The Socioeconomic Conditions of Agricultural Women Labourers in Uttar Pradesh: A Case-Study of Muzaffarnagar and Baghpat District

2013 
A woman is the modern builder of any nation's destiny. Women are regarded as the backbone of the rural scene. Women workforce outside the four walls is larger in rural areas than in urban India. Most of the women perform various types of work for their livelihood, and agriculture is considered as the biggest unorganised sector in which a large number of rural women actively take part. Although women have always played a key role in agricultural production, their importance both as workers and as managers of farms has been growing, as an increasing number of men are moving onto non-farm jobs.

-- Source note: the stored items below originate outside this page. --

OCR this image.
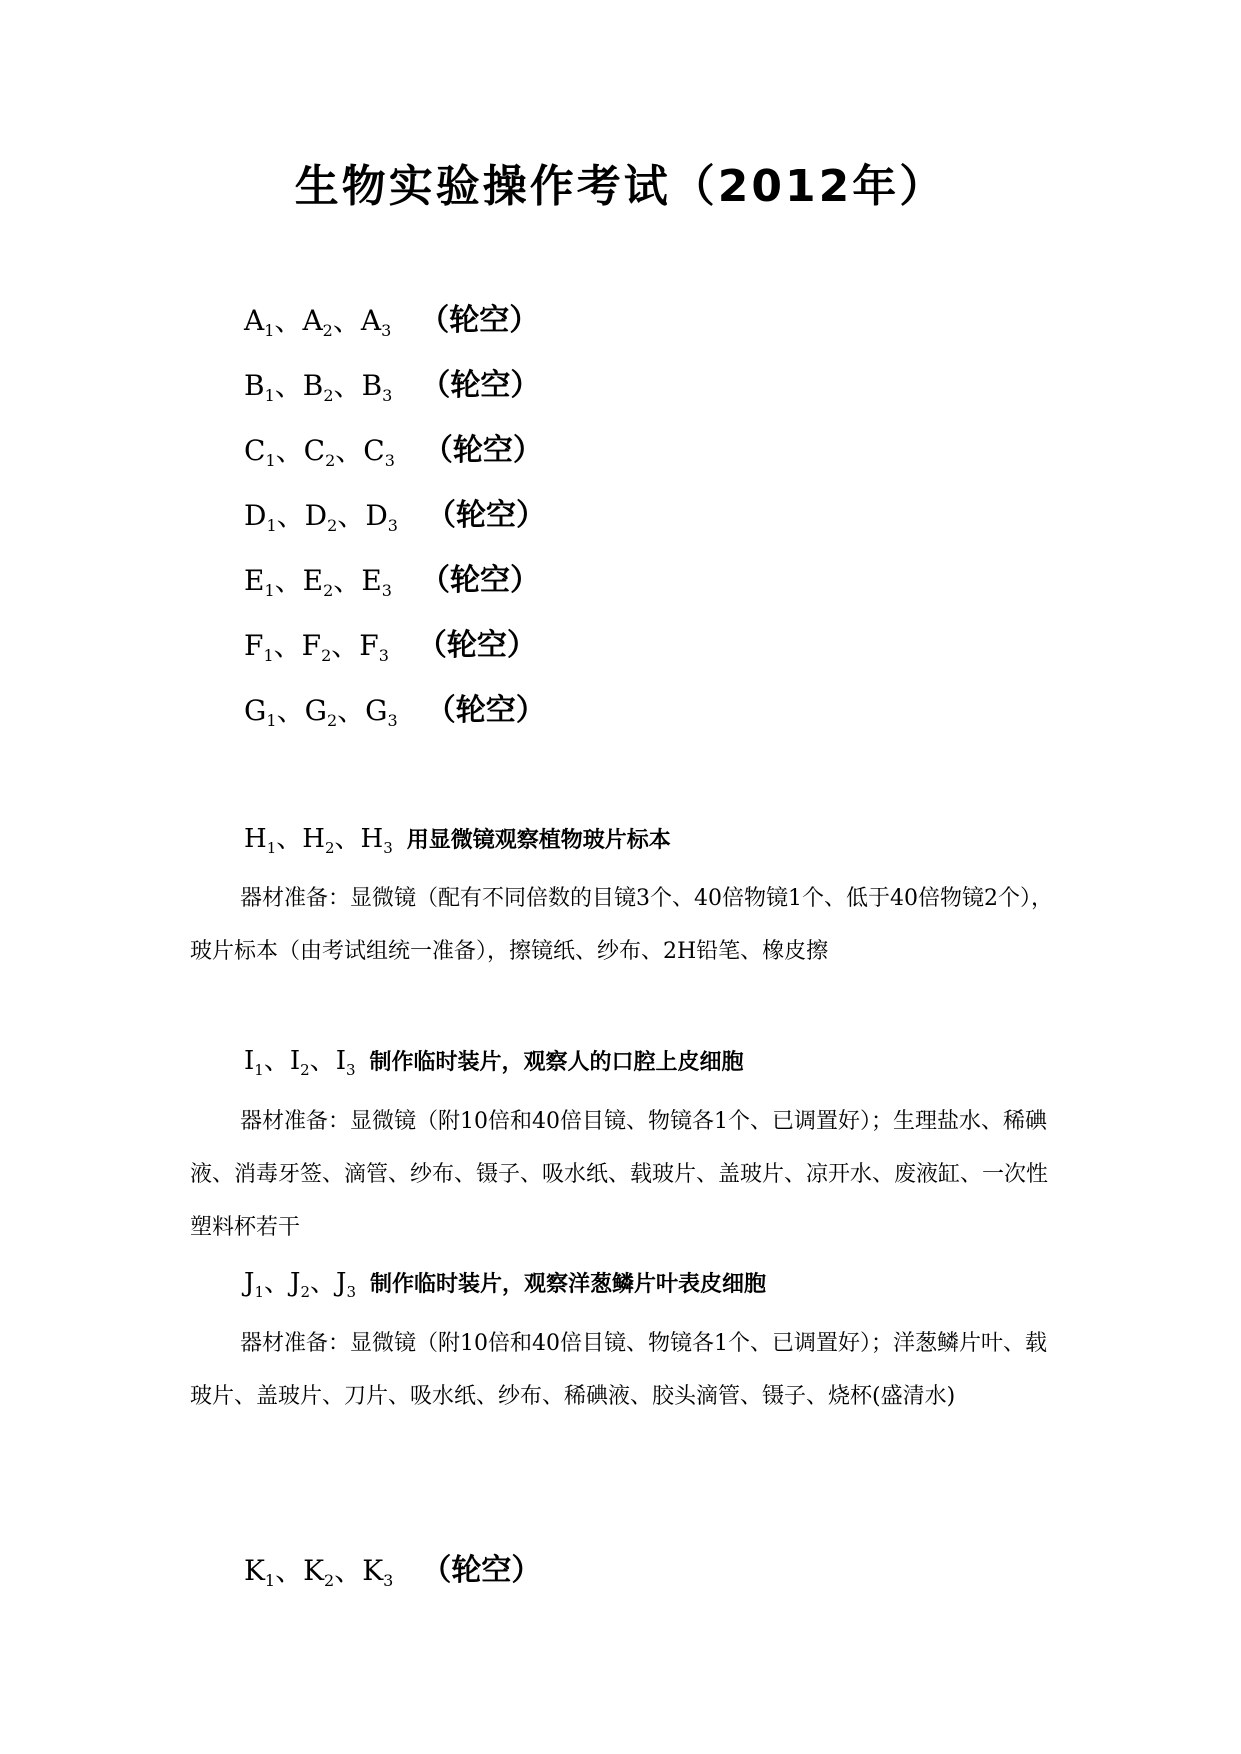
生物实验操作考试（2012年）
$A_1$、$A_2$、$A_3$ （轮空）
$B_1$、$B_2$、$B_3$ （轮空）
$C_1$、$C_2$、$C_3$ （轮空）
$D_1$、$D_2$、$D_3$ （轮空）
$E_1$、$E_2$、$E_3$ （轮空）
$F_1$、$F_2$、$F_3$ （轮空）
$G_1$、$G_2$、$G_3$ （轮空）
$H_1$、$H_2$、$H_3$ 用显微镜观察植物玻片标本
器材准备：显微镜（配有不同倍数的目镜3个、40倍物镜1个、低于40倍物镜2个），玻片标本（由考试组统一准备），擦镜纸、纱布、2H铅笔、橡皮擦
$I_1$、$I_2$、$I_3$ 制作临时装片，观察人的口腔上皮细胞
器材准备：显微镜（附10倍和40倍目镜、物镜各1个、已调置好）；生理盐水、稀碘液、消毒牙签、滴管、纱布、镊子、吸水纸、载玻片、盖玻片、凉开水、废液缸、一次性塑料杯若干
$J_1$、$J_2$、$J_3$ 制作临时装片，观察洋葱鳞片叶表皮细胞
器材准备：显微镜（附10倍和40倍目镜、物镜各1个、已调置好）；洋葱鳞片叶、载玻片、盖玻片、刀片、吸水纸、纱布、稀碘液、胶头滴管、镊子、烧杯(盛清水)
$K_1$、$K_2$、$K_3$ （轮空）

Agricultural labourers, mostly landless, constitute the poorest segment of the Indian agricultural population. They belong to the economically backward and oppressed section of the society. They mainly belong to the scheduled castes and other backward communities. They are basically unskilled and unorganised and work in farms of prosperous big farmers as casual workers on wages for a larger part of the year (Padhi, 2007). One of the most disquieting features of the rural economy of India during the past several decades has been its constantly increasing trend in the number of landless labourers. Factors like rapid growth of population, law of inheritance, rise in the cost of agricultural inputs and decline in small-scale industries have all been responsible for this increase The phenomena of under-employment, under-development and surplus population are simultaneously manifested in the daily lives and living of agricultural labourers.